Flow-Based Visual Stream Compression for Event Cameras
Daniel C. Stumpp, Himanshu Akolkar, Alan D. George, Ryad Benosman
TL;DR
This work tackles the challenge of high data rates from neuromorphic, event-based vision sensors by proposing Flow-Based Compression (FBC), which uses real-time optical-flow estimates to predict future events and reduce transmission needs in an asynchronous, stream-to-stream framework. The method achieves an average compression ratio of $CR\approx 2.81$ with about $68\%$ of events removed and a median temporal error of $0.48\ \mathrm{ms}$, while maintaining a low spatiotemporal distance of $3.07$ when reconstructions are compared to originals. Furthermore, cascading FBC with LZMA yields substantial gains (up to $CR\approx 29.16$ on some datasets), approaching state-of-the-art compression for non-real-time applications. Real-time prediction is demonstrated on both desktop and embedded platforms, supporting practical deployment in bandwidth- and power-constrained environments, with room for further improvements as optical-flow estimates improve.
Abstract
As the use of neuromorphic, event-based vision sensors expands, the need for compression of their output streams has increased. While their operational principle ensures event streams are spatially sparse, the high temporal resolution of the sensors can result in high data rates from the sensor depending on scene dynamics. For systems operating in communication-bandwidth-constrained and power-constrained environments, it is essential to compress these streams before transmitting them to a remote receiver. Therefore, we introduce a flow-based method for the real-time asynchronous compression of event streams as they are generated. This method leverages real-time optical flow estimates to predict future events without needing to transmit them, therefore, drastically reducing the amount of data transmitted. The flow-based compression introduced is evaluated using a variety of methods including spatiotemporal distance between event streams.
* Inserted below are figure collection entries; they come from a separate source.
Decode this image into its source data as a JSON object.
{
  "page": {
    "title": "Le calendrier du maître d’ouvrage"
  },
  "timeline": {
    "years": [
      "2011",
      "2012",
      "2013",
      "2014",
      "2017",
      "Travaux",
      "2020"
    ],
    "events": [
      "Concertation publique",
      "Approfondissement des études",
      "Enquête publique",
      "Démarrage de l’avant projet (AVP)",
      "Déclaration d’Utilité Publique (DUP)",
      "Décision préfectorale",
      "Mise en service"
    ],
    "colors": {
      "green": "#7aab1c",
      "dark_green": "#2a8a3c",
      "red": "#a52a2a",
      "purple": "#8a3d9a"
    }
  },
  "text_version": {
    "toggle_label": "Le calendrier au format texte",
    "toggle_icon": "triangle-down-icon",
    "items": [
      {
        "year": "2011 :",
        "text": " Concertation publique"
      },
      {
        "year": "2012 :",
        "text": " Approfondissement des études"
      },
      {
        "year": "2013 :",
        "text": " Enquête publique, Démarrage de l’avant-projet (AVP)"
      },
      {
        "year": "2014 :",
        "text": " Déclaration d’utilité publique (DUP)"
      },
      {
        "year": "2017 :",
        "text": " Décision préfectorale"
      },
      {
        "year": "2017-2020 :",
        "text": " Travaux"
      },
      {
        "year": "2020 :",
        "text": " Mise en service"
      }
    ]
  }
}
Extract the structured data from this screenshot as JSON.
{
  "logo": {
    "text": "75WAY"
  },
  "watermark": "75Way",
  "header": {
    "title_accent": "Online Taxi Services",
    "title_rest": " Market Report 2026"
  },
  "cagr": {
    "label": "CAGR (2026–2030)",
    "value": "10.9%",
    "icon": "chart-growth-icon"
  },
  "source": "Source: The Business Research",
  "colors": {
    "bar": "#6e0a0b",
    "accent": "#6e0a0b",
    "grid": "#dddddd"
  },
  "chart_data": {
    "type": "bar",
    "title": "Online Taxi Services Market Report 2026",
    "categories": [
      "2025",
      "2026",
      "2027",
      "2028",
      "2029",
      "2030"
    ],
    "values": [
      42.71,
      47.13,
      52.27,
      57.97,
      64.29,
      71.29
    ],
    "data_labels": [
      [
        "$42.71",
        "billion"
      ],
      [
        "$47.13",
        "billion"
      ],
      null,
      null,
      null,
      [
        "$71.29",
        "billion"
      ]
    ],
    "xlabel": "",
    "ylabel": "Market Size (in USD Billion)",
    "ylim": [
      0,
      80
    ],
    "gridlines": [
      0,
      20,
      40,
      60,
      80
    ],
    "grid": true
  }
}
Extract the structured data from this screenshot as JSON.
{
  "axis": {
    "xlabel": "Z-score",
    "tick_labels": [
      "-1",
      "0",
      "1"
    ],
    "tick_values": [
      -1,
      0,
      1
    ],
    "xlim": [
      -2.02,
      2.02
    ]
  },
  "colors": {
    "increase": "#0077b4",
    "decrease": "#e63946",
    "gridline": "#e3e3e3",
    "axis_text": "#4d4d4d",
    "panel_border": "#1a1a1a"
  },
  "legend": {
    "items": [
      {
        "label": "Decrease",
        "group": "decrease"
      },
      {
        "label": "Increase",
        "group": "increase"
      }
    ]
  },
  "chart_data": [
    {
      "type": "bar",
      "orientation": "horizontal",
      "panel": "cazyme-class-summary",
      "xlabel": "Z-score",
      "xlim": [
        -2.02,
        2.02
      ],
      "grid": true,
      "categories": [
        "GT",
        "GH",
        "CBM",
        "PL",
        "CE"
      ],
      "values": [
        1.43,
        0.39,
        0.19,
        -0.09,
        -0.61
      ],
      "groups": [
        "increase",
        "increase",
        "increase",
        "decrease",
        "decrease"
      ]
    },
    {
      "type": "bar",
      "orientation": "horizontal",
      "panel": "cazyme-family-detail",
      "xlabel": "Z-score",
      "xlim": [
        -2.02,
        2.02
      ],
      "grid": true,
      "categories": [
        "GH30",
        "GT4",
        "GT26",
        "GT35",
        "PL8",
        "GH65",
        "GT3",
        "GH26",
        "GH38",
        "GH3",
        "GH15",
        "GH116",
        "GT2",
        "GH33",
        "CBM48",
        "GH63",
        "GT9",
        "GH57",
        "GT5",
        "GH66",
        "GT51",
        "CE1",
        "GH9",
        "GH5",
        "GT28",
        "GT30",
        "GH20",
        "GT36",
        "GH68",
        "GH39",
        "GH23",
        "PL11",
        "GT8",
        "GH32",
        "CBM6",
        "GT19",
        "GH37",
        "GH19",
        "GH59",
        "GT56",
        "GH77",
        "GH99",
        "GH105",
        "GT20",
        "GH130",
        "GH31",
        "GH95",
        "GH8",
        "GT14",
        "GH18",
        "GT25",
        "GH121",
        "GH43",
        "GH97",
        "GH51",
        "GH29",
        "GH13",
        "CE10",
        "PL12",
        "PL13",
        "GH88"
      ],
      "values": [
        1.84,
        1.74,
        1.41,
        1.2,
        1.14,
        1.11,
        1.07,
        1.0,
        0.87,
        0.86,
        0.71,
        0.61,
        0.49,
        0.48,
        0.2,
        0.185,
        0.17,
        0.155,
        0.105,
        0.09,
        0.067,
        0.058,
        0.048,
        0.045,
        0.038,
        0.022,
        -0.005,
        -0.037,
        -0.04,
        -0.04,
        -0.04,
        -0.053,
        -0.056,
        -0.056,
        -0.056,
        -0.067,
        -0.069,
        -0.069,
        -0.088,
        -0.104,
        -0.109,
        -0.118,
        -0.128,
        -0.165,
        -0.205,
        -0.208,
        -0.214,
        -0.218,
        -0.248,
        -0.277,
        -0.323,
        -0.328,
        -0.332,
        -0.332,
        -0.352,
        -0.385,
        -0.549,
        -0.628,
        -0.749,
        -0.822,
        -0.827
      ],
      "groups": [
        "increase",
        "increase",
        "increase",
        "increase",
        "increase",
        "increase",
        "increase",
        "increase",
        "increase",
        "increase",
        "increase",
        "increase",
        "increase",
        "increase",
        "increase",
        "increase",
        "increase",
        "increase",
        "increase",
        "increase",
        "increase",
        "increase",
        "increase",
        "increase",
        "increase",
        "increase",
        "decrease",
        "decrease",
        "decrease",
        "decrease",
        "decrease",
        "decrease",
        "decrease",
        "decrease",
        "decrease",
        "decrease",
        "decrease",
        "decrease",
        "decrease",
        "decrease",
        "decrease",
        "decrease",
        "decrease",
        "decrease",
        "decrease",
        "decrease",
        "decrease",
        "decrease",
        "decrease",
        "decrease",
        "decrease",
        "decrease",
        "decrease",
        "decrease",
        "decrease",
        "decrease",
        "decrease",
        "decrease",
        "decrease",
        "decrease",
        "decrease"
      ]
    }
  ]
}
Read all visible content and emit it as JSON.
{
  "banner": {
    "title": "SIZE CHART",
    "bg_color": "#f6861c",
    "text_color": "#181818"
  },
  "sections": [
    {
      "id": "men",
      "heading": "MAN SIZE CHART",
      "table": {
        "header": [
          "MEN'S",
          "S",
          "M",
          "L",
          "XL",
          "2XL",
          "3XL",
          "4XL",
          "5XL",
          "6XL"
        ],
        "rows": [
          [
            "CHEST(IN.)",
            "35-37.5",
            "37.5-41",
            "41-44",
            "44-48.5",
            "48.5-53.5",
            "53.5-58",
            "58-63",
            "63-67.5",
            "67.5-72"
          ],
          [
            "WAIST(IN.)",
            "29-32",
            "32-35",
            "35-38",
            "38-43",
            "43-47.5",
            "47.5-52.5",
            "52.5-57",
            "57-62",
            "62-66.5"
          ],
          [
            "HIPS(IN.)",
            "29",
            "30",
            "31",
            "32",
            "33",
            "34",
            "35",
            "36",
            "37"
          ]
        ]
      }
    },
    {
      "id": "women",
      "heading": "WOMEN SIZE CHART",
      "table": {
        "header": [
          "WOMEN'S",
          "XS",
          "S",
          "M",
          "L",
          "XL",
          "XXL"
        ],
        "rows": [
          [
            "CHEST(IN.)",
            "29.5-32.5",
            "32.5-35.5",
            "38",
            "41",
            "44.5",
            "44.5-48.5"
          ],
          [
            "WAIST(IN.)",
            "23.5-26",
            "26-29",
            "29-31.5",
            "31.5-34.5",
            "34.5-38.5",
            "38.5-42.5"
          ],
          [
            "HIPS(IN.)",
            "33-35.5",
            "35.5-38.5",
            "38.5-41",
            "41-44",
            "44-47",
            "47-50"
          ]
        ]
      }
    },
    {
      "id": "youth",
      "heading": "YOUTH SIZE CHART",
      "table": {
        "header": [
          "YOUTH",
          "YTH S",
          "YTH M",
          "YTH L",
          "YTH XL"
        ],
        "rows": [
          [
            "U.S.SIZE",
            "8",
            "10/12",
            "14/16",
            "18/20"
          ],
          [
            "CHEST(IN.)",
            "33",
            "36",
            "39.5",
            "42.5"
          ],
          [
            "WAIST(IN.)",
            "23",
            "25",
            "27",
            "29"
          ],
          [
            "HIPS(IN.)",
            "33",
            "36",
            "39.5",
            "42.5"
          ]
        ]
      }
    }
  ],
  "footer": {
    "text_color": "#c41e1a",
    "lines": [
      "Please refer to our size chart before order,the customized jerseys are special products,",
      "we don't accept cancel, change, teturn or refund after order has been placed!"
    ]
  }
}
The introduced method itself is shown to achieve an average compression ratio of 2.81 on a variety of event-camera datasets with the evaluation configuration used. That compression is achieved with a median temporal error of 0.48 ms and an average spatiotemporal event-stream distance of 3.07. When combined with LZMA compression for non-real-time applications, our method can achieve state-of-the-art average compression ratios ranging from 10.45 to 17.24. Additionally, we demonstrate that the proposed prediction algorithm is capable of performing real-time, low-latency event prediction.